Through living life, objects cannot be avoided. Every day humans encounter countless objects from a ring passed down through generations in a family, to the wrapper that their purchased lunch came in. Throughout societies people have created a hierarchy of things that are deemed more important based on their own personal criteria. As the world continues to develop into the digital, our connections with objects feel more important. The objects in Talora’s work breathe a new meaning to everyday items, highlighting their original importance and challenging their limits.
The kitchen is an important place in every house, it is an important place for wellbeing and survival. The idea behind this project was to take that comfort and manipulate it in order to understand the artist's relationship with fear.

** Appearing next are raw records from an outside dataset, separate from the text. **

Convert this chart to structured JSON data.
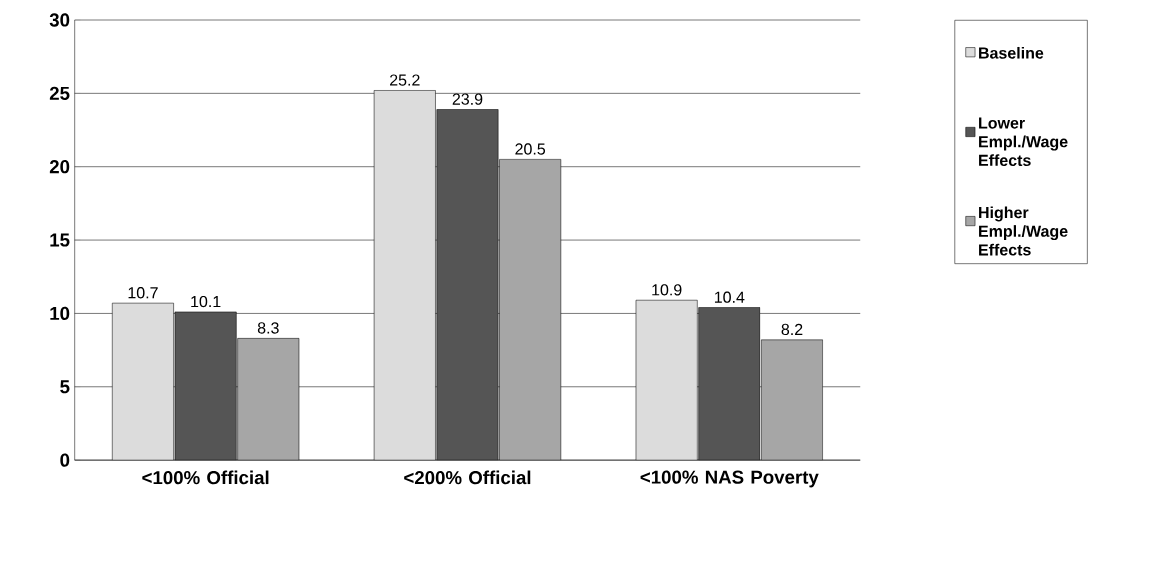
{
  "chart_data": {
    "type": "bar",
    "categories": [
      "<100% Official",
      "<200% Official",
      "<100% NAS Poverty"
    ],
    "series": [
      {
        "name": "Baseline",
        "color": "#dcdcdc",
        "values": [
          10.7,
          25.2,
          10.9
        ]
      },
      {
        "name": "Lower Empl./Wage Effects",
        "color": "#555555",
        "values": [
          10.1,
          23.9,
          10.4
        ]
      },
      {
        "name": "Higher Empl./Wage Effects",
        "color": "#a6a6a6",
        "values": [
          8.3,
          20.5,
          8.2
        ]
      }
    ],
    "ylim": [
      0,
      30
    ],
    "yticks": [
      0,
      5,
      10,
      15,
      20,
      25,
      30
    ],
    "grid": "y",
    "legend": "right",
    "data_labels": true
  }
}
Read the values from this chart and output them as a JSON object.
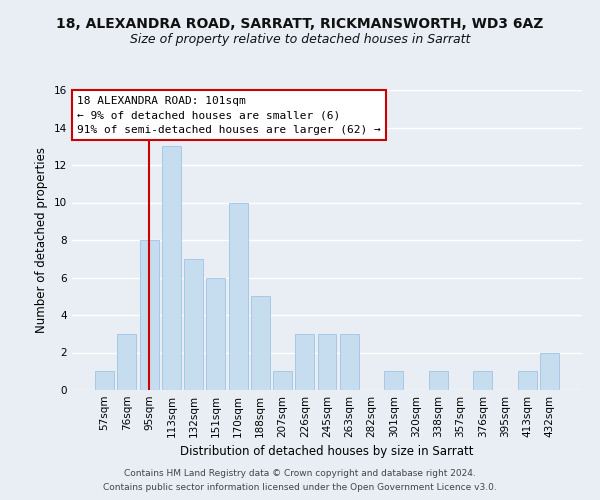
{
  "title": "18, ALEXANDRA ROAD, SARRATT, RICKMANSWORTH, WD3 6AZ",
  "subtitle": "Size of property relative to detached houses in Sarratt",
  "xlabel": "Distribution of detached houses by size in Sarratt",
  "ylabel": "Number of detached properties",
  "bar_labels": [
    "57sqm",
    "76sqm",
    "95sqm",
    "113sqm",
    "132sqm",
    "151sqm",
    "170sqm",
    "188sqm",
    "207sqm",
    "226sqm",
    "245sqm",
    "263sqm",
    "282sqm",
    "301sqm",
    "320sqm",
    "338sqm",
    "357sqm",
    "376sqm",
    "395sqm",
    "413sqm",
    "432sqm"
  ],
  "bar_values": [
    1,
    3,
    8,
    13,
    7,
    6,
    10,
    5,
    1,
    3,
    3,
    3,
    0,
    1,
    0,
    1,
    0,
    1,
    0,
    1,
    2
  ],
  "bar_color": "#c6ddf0",
  "bar_edge_color": "#a8c8e8",
  "ylim": [
    0,
    16
  ],
  "yticks": [
    0,
    2,
    4,
    6,
    8,
    10,
    12,
    14,
    16
  ],
  "vline_x": 2,
  "vline_color": "#cc0000",
  "annotation_title": "18 ALEXANDRA ROAD: 101sqm",
  "annotation_line1": "← 9% of detached houses are smaller (6)",
  "annotation_line2": "91% of semi-detached houses are larger (62) →",
  "annotation_box_color": "#ffffff",
  "annotation_box_edge_color": "#cc0000",
  "footer1": "Contains HM Land Registry data © Crown copyright and database right 2024.",
  "footer2": "Contains public sector information licensed under the Open Government Licence v3.0.",
  "background_color": "#e8eef4",
  "plot_bg_color": "#e8eef4",
  "grid_color": "#ffffff",
  "title_fontsize": 10,
  "subtitle_fontsize": 9,
  "axis_label_fontsize": 8.5,
  "tick_fontsize": 7.5,
  "footer_fontsize": 6.5
}
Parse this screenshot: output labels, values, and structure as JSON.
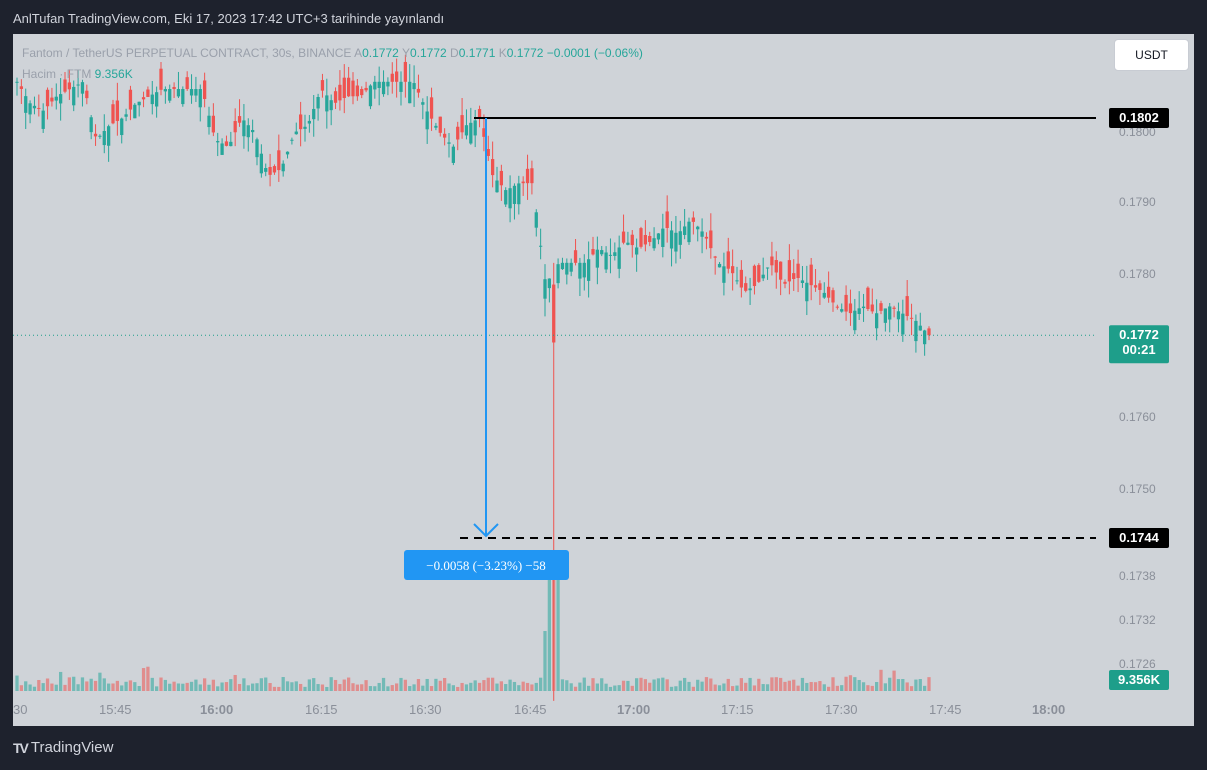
{
  "header": {
    "published": "AnlTufan TradingView.com, Eki 17, 2023 17:42 UTC+3 tarihinde yayınlandı"
  },
  "legend": {
    "symbol": "Fantom / TetherUS PERPETUAL CONTRACT, 30s, BINANCE",
    "o_label": "A",
    "o_value": "0.1772",
    "h_label": "Y",
    "h_value": "0.1772",
    "l_label": "D",
    "l_value": "0.1771",
    "c_label": "K",
    "c_value": "0.1772",
    "change": "−0.0001 (−0.06%)",
    "volume_label": "Hacim · FTM",
    "volume_value": "9.356K"
  },
  "currency_button": "USDT",
  "brand": {
    "name": "TradingView",
    "logo": "TV"
  },
  "colors": {
    "up": "#26a69a",
    "down": "#ef5350",
    "measure": "#2196f3",
    "lastPrice": "#1e9e8a",
    "black": "#000000"
  },
  "chart_data": {
    "type": "candlestick",
    "symbol": "FTMUSDT.P",
    "timeframe": "30s",
    "ylim": [
      0.17215,
      0.18125
    ],
    "y_ticks": [
      "0.1800",
      "0.1790",
      "0.1780",
      "0.1760",
      "0.1750",
      "0.1738",
      "0.1732",
      "0.1726"
    ],
    "x_ticks": [
      "30",
      "15:45",
      "16:00",
      "16:15",
      "16:30",
      "16:45",
      "17:00",
      "17:15",
      "17:30",
      "17:45",
      "18:00"
    ],
    "x_tick_bold": [
      "16:00",
      "17:00",
      "18:00"
    ],
    "price_path": [
      [
        0.1805,
        0.1807
      ],
      [
        0.1801,
        0.1804
      ],
      [
        0.1802,
        0.1803
      ],
      [
        0.1804,
        0.1805
      ],
      [
        0.1803,
        0.1806
      ],
      [
        0.18,
        0.1807
      ],
      [
        0.1798,
        0.1799
      ],
      [
        0.1797,
        0.1801
      ],
      [
        0.1799,
        0.1802
      ],
      [
        0.1803,
        0.1804
      ],
      [
        0.1806,
        0.1805
      ],
      [
        0.1805,
        0.1806
      ],
      [
        0.1803,
        0.1806
      ],
      [
        0.1807,
        0.1806
      ],
      [
        0.1798,
        0.1806
      ],
      [
        0.1797,
        0.1799
      ],
      [
        0.1801,
        0.1798
      ],
      [
        0.18,
        0.1802
      ],
      [
        0.1797,
        0.18
      ],
      [
        0.1793,
        0.1794
      ],
      [
        0.1796,
        0.1795
      ],
      [
        0.1796,
        0.18
      ],
      [
        0.1802,
        0.1801
      ],
      [
        0.1803,
        0.1806
      ],
      [
        0.1802,
        0.1804
      ],
      [
        0.1804,
        0.1805
      ],
      [
        0.1806,
        0.1805
      ],
      [
        0.1805,
        0.1807
      ],
      [
        0.1806,
        0.1807
      ],
      [
        0.1805,
        0.1807
      ],
      [
        0.1804,
        0.1807
      ],
      [
        0.1802,
        0.1803
      ],
      [
        0.1799,
        0.18
      ],
      [
        0.1799,
        0.1798
      ],
      [
        0.1802,
        0.1801
      ],
      [
        0.1798,
        0.1802
      ],
      [
        0.1789,
        0.1794
      ],
      [
        0.1793,
        0.1792
      ],
      [
        0.1791,
        0.1793
      ],
      [
        0.1787,
        0.1793
      ],
      [
        0.1776,
        0.1779
      ],
      [
        0.177,
        0.1782
      ],
      [
        0.1779,
        0.1782
      ],
      [
        0.1783,
        0.1782
      ],
      [
        0.1779,
        0.1784
      ],
      [
        0.1779,
        0.1783
      ],
      [
        0.1783,
        0.1785
      ],
      [
        0.1782,
        0.1784
      ],
      [
        0.1782,
        0.1785
      ],
      [
        0.1784,
        0.1787
      ],
      [
        0.1788,
        0.1786
      ],
      [
        0.1787,
        0.1788
      ],
      [
        0.1785,
        0.1786
      ],
      [
        0.1778,
        0.1782
      ],
      [
        0.1779,
        0.1781
      ],
      [
        0.178,
        0.1778
      ],
      [
        0.1781,
        0.1779
      ],
      [
        0.1779,
        0.1782
      ],
      [
        0.1778,
        0.1779
      ],
      [
        0.1781,
        0.178
      ],
      [
        0.1782,
        0.1779
      ],
      [
        0.178,
        0.1778
      ],
      [
        0.1775,
        0.1776
      ],
      [
        0.1776,
        0.1775
      ],
      [
        0.1774,
        0.1776
      ],
      [
        0.1776,
        0.1775
      ],
      [
        0.1773,
        0.1776
      ],
      [
        0.1777,
        0.1775
      ],
      [
        0.1776,
        0.1774
      ],
      [
        0.1773,
        0.1772
      ]
    ],
    "last_price": "0.1772",
    "countdown": "00:21",
    "volume_last": "9.356K",
    "volume_spike": 0.7,
    "measure": {
      "from_price": 0.1802,
      "to_price": 0.1744,
      "from_label": "0.1802",
      "to_label": "0.1744",
      "label": "−0.0058 (−3.23%) −58"
    }
  }
}
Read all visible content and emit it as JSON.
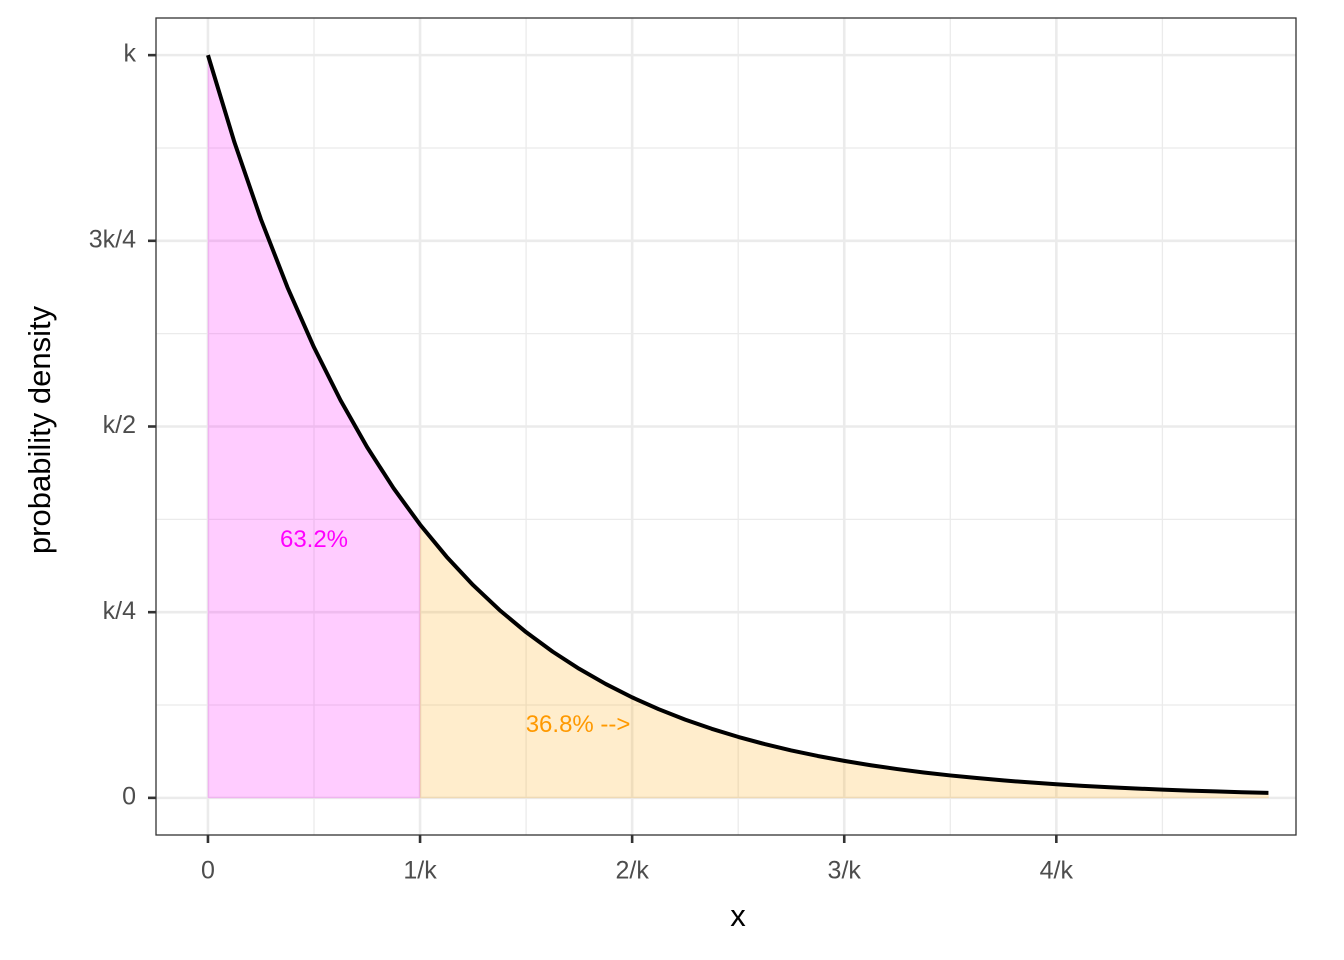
{
  "chart_data": {
    "type": "line",
    "x_label": "x",
    "y_label": "probability density",
    "x": [
      0,
      0.125,
      0.25,
      0.375,
      0.5,
      0.625,
      0.75,
      0.875,
      1,
      1.125,
      1.25,
      1.375,
      1.5,
      1.625,
      1.75,
      1.875,
      2,
      2.125,
      2.25,
      2.375,
      2.5,
      2.625,
      2.75,
      2.875,
      3,
      3.125,
      3.25,
      3.375,
      3.5,
      3.625,
      3.75,
      3.875,
      4,
      4.125,
      4.25,
      4.375,
      4.5,
      4.625,
      4.75,
      4.875,
      5
    ],
    "series": [
      {
        "color": "#000000",
        "values": [
          1,
          0.8825,
          0.7788,
          0.6873,
          0.6065,
          0.5353,
          0.4724,
          0.4169,
          0.3679,
          0.3247,
          0.2865,
          0.2528,
          0.2231,
          0.1969,
          0.1738,
          0.1534,
          0.1353,
          0.1194,
          0.1054,
          0.093,
          0.0821,
          0.0724,
          0.0639,
          0.0564,
          0.0498,
          0.0439,
          0.0388,
          0.0342,
          0.0302,
          0.0267,
          0.0235,
          0.0208,
          0.0183,
          0.0162,
          0.0143,
          0.0126,
          0.0111,
          0.0098,
          0.0087,
          0.0076,
          0.0067
        ]
      }
    ],
    "areas": [
      {
        "from": 0,
        "to": 1,
        "color": "#ff00ff"
      },
      {
        "from": 1,
        "to": 5,
        "color": "#ffa500"
      }
    ],
    "annotations": [
      {
        "text": "63.2%",
        "x": 0.5,
        "y": 0.346,
        "color": "#ff00ff"
      },
      {
        "text": "36.8% -->",
        "x": 1.745,
        "y": 0.097,
        "color": "#ff9900"
      }
    ],
    "xlim": [
      -0.245,
      5.13
    ],
    "ylim": [
      -0.05,
      1.05
    ],
    "xticks": [
      {
        "value": 0,
        "label": "0"
      },
      {
        "value": 1,
        "label": "1/k"
      },
      {
        "value": 2,
        "label": "2/k"
      },
      {
        "value": 3,
        "label": "3/k"
      },
      {
        "value": 4,
        "label": "4/k"
      }
    ],
    "yticks": [
      {
        "value": 0,
        "label": "0"
      },
      {
        "value": 0.25,
        "label": "k/4"
      },
      {
        "value": 0.5,
        "label": "k/2"
      },
      {
        "value": 0.75,
        "label": "3k/4"
      },
      {
        "value": 1,
        "label": "k"
      }
    ],
    "x_minor_ticks": [
      0.5,
      1.5,
      2.5,
      3.5,
      4.5
    ],
    "y_minor_ticks": [
      0.125,
      0.375,
      0.625,
      0.875
    ],
    "grid": true
  }
}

To fear something is the instinctual reaction to a stimulus that evokes some form of danger. However, when a fear response is out of proportion to the circumstance, these are considered irrational fears. Irrational fears can become so common that they are labeled rational, such as a fear of the common house spider. A fear of fish, Ichthyophobia, remains irrational, unless the subject is a plankter.
This collection looks at what the world would look like if the objects that society uses every day, reflected the users emotional state. If the objects that are relied upon to live, started mirroring emotions that are deemed inconsequential. People would be unable to dismiss ‘messy’ feelings when the items in front of them failed to carry out their purpose.
Through this collection, Talora documented her reaction to preparing a series of meals that featured a whole fish. Talora’s methods were based around the principles of exposure therapy combined with art therapy. Through these documented subjections to the stimulus, she was able to increase prolonged exposure to sea-life, however, becoming increasingly more interested in the fear response itself.
“There is no room for personalised words to express individual emotions in a greater language. Fear is the general terminology, but no two experiences are the same. Through art, however, we are able to express these feelings through objects. This collection is my way of breaking down how I experience fear. The audience is invited to use these objects to feel with me, or to use them to aid their own expression.”